I exercised my phone a friend option on Tuesday night.

I had to do a series of 3 things related to Gabriel's loss and a new baby, and they were going to hurt. Frankly, I didn't want to do any of them. Crawling into a hole and pulling the turf back over my head was looking like a reasonable and viable option.

So I called this old teacher/mentor/friend of mine and I said "L. tell me I have to be a grown-up. Tell me I have to suck it up and do these things. Tell me I need to dig deep and be an adult."

And I suppose what I was looking forward to was someone telling me that I simply had to do these things. That it was a part of being a grown-up. That doing this was like picking a funeral home and planning the funeral. It simply had to be done. And while I would have liked to stick my fingers in my ears and shout "la, la, la", that wasn't an option. Dig a bit deeper and get it done.

Perhaps the most frustrating thing was that Mr. Spit and I were going to do these terribly difficult things, and no one around us was going to know that they were hard. Certainly, the most painful, galling thing about baby loss is that it is so hidden. Today I will go downstairs and I will order flowers for a new baby. On Sunday, I will sit in church, and I will hold Mr. Spit's hand, and I will know how painful it is for him to watch a father announce a baby. And in that moment, just the two of us, we will be left behind, forsaken in this dead baby world. And if you are going to do a terribly difficult thing, it is a good thing to hear a well done afterwards. And Mr. Spit and I, we don't hear well done.

And I needed my friend to tell me, I had to be a grown up. I had to do these things because it was, for lack of better words, our lot in life. And however unfair, however tragic, it was what we had to do. It wasn't right or fair, but it is what it is.

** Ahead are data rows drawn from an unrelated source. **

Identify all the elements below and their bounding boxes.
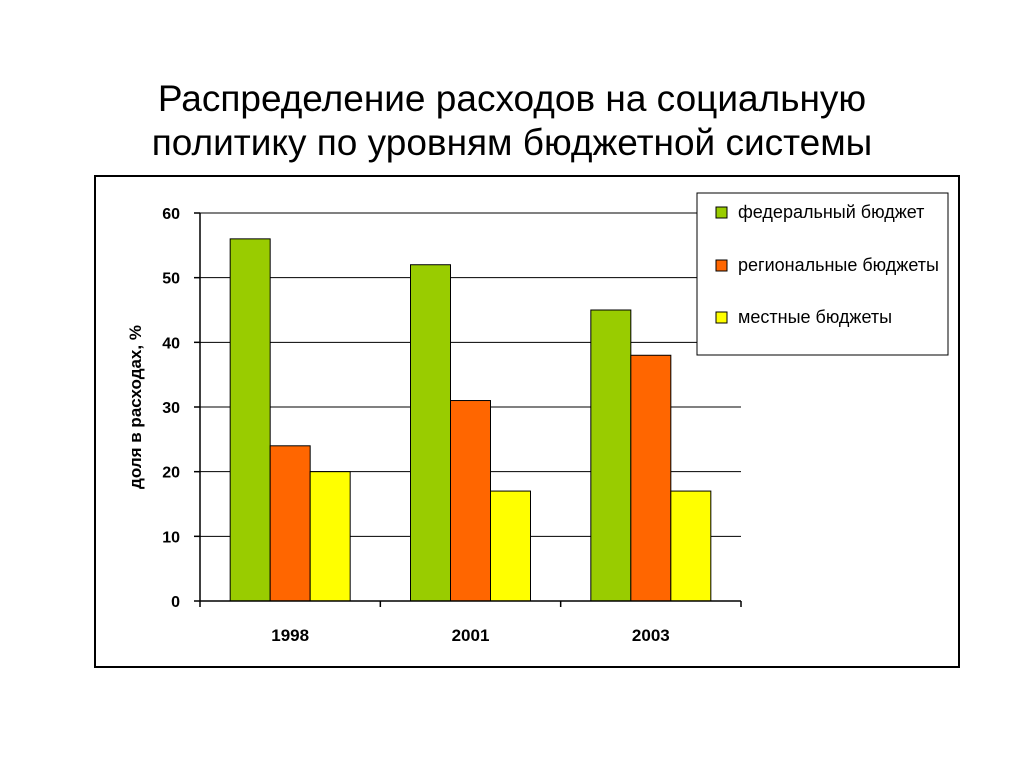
legend-label: местные бюджеты bbox=[738, 307, 892, 327]
bar bbox=[490, 490, 531, 602]
bar bbox=[269, 445, 311, 602]
slide-title-line-1: Распределение расходов на социальную bbox=[157, 77, 867, 119]
y-tick-label: 30 bbox=[162, 400, 180, 417]
legend-swatch bbox=[715, 206, 728, 219]
y-tick-label: 40 bbox=[162, 335, 180, 352]
x-tick-label: 2003 bbox=[632, 626, 670, 645]
bar bbox=[309, 471, 351, 602]
bar bbox=[410, 264, 451, 602]
bar bbox=[670, 490, 712, 602]
legend-label: федеральный бюджет bbox=[738, 202, 924, 222]
bar bbox=[229, 238, 271, 602]
slide-title-line-2: политику по уровням бюджетной системы bbox=[151, 121, 873, 163]
y-tick-label: 20 bbox=[162, 465, 180, 482]
y-tick-label: 60 bbox=[162, 206, 180, 223]
legend-swatch bbox=[715, 311, 728, 324]
bar bbox=[590, 309, 632, 602]
legend-swatch bbox=[715, 259, 728, 272]
x-tick-label: 1998 bbox=[271, 626, 309, 645]
x-tick-label: 2001 bbox=[452, 626, 490, 645]
y-tick-label: 10 bbox=[162, 529, 180, 546]
y-tick-label: 50 bbox=[162, 271, 180, 288]
y-axis-title: доля в расходах, % bbox=[126, 325, 145, 489]
y-tick-label: 0 bbox=[171, 594, 180, 611]
legend-label: региональные бюджеты bbox=[738, 255, 939, 275]
legend-box bbox=[696, 192, 949, 356]
slide-title: Распределение расходов на социальную пол… bbox=[0, 77, 1024, 165]
bar bbox=[450, 400, 491, 602]
bar bbox=[630, 354, 672, 602]
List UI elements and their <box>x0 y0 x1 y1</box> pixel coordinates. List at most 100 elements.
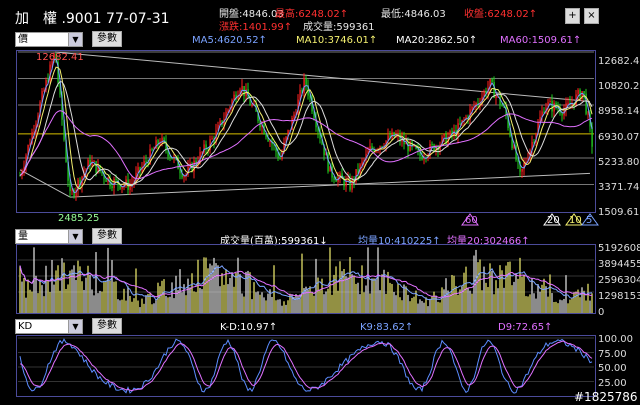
candle-body <box>181 173 183 178</box>
price-select[interactable]: 價 ▼ <box>15 32 83 47</box>
avg10-label: 均量10:410225↑ <box>358 236 441 247</box>
add-button[interactable]: + <box>565 8 580 24</box>
candle-body <box>327 153 329 172</box>
candle-body <box>583 91 585 94</box>
candle-body <box>67 161 69 181</box>
candle-body <box>53 53 55 62</box>
candle-body <box>55 53 57 63</box>
candle-body <box>409 141 411 152</box>
candle-body <box>209 139 211 150</box>
volume-select-value: 量 <box>18 231 28 242</box>
candle-body <box>581 91 583 99</box>
d9-label: D9:72.65↑ <box>498 322 553 333</box>
chevron-down-icon: ▼ <box>68 33 82 46</box>
candle-body <box>19 175 21 177</box>
ma-marker-triangle <box>461 213 479 226</box>
volume-avg20-line <box>19 265 592 299</box>
peak-label: 12682.41 <box>36 52 84 63</box>
volume-y-tick-label: 1298153 <box>598 291 640 302</box>
candle-body <box>449 130 451 137</box>
candle-body <box>59 82 61 95</box>
ma5-line <box>19 58 593 194</box>
low-value: 最低:4846.03 <box>381 9 446 20</box>
candle-body <box>235 94 237 100</box>
candle-body <box>459 123 461 125</box>
ma10-label: MA10:3746.01↑ <box>296 35 378 46</box>
candle-body <box>367 151 369 154</box>
candle-body <box>475 102 477 107</box>
main-params-button[interactable]: 參數 <box>92 31 122 47</box>
candle-body <box>179 169 181 174</box>
candle-body <box>521 168 523 172</box>
candle-body <box>95 161 97 173</box>
avg20-label: 均量20:302466↑ <box>447 236 530 247</box>
candle-body <box>585 93 587 114</box>
candle-body <box>445 133 447 145</box>
candle-body <box>525 161 527 164</box>
candle-body <box>237 94 239 100</box>
candle-body <box>407 141 409 152</box>
close-button[interactable]: × <box>584 8 599 24</box>
volume-select[interactable]: 量 ▼ <box>15 229 83 244</box>
candle-body <box>355 169 357 182</box>
candle-body <box>375 149 377 153</box>
candle-body <box>419 149 421 157</box>
kd-params-button[interactable]: 參數 <box>92 318 122 334</box>
candle-body <box>47 79 49 82</box>
candle-body <box>519 161 521 172</box>
price-panel-frame <box>16 50 596 213</box>
candle-body <box>565 103 567 111</box>
candle-body <box>423 157 425 160</box>
candle-body <box>87 159 89 169</box>
price-y-tick-label: 3371.74 <box>598 181 640 193</box>
candle-body <box>145 161 147 163</box>
candle-body <box>479 103 481 105</box>
price-y-tick-label: 5233.80 <box>598 156 640 168</box>
candle-body <box>201 151 203 153</box>
candle-body <box>287 130 289 137</box>
high-value: 最高:6248.02↑ <box>275 9 349 20</box>
candle-body <box>135 172 137 181</box>
close-value: 收盤:6248.02↑ <box>464 9 538 20</box>
candle-body <box>79 179 81 186</box>
candle-body <box>335 180 337 182</box>
candle-body <box>551 100 553 112</box>
candle-body <box>549 100 551 103</box>
candle-body <box>103 173 105 179</box>
ma20-label: MA20:2862.50↑ <box>396 35 478 46</box>
candle-body <box>357 169 359 174</box>
ma20-marker: 20 <box>547 215 560 226</box>
candle-body <box>239 89 241 95</box>
candle-body <box>159 143 161 145</box>
candle-body <box>251 105 253 107</box>
candle-body <box>219 120 221 125</box>
candle-body <box>395 134 397 137</box>
volume-y-tick-label: 5192608 <box>598 243 640 254</box>
candle-body <box>471 106 473 110</box>
candle-body <box>73 190 75 197</box>
candle-body <box>23 166 25 172</box>
price-y-tick-label: 8958.14 <box>598 106 640 118</box>
candle-body <box>303 78 305 94</box>
candle-body <box>293 114 295 119</box>
candle-body <box>225 111 227 120</box>
candle-body <box>51 61 53 65</box>
kd-y-tick-label: 75.00 <box>598 348 627 360</box>
watermark: #1825786 <box>574 390 638 404</box>
lower-trendline-left <box>19 169 71 198</box>
candle-body <box>31 132 33 144</box>
candle-body <box>509 128 511 137</box>
candle-body <box>321 139 323 145</box>
candle-body <box>257 111 259 122</box>
ma5-marker: 5 <box>586 215 593 226</box>
kd-select[interactable]: KD ▼ <box>15 319 83 334</box>
candle-body <box>187 166 189 175</box>
candle-body <box>465 116 467 120</box>
candle-body <box>75 190 77 197</box>
candle-body <box>413 145 415 147</box>
candle-body <box>531 141 533 150</box>
volume-value: 成交量:599361 <box>303 22 375 33</box>
volume-params-button[interactable]: 參數 <box>92 228 122 244</box>
candle-body <box>547 102 549 108</box>
candle-body <box>261 124 263 128</box>
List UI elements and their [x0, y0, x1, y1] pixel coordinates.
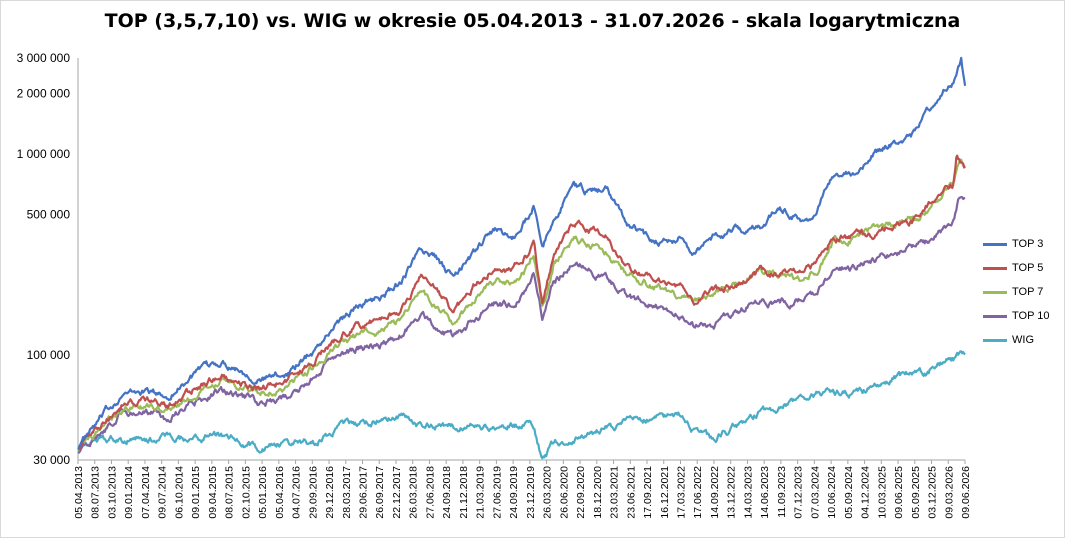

She actually didn't tell me that I had to be a grown up. She told me I was sending flowers to a new baby at the same time I was arranging flowers for the altar for my dead son, because that was the kind of person I chose to be. I wanted to be. That I was choosing grace and mercy and kindness, even when I did not completely feel it, because I believed in those things. I was choosing to show those things, because I want the world to be a particular kind of place. Because it is a form of obedience to God, and because it is, put simply, the right thing to do.

I have realized, I cannot change Gabriel's death. I cannot wave my hands and scream and make things better. But I can, in the midst of this still terrible time, chose how I react. And even when that choice is hidden, and no one knows what it cost, no one around us knows how terrible and painful these things are, I can choose my conduct.

It is hard today, it will be hard tomorrow, and I am beginning to learn, in some sense it will be hard forever. But I choose. Perhaps that makes it easier.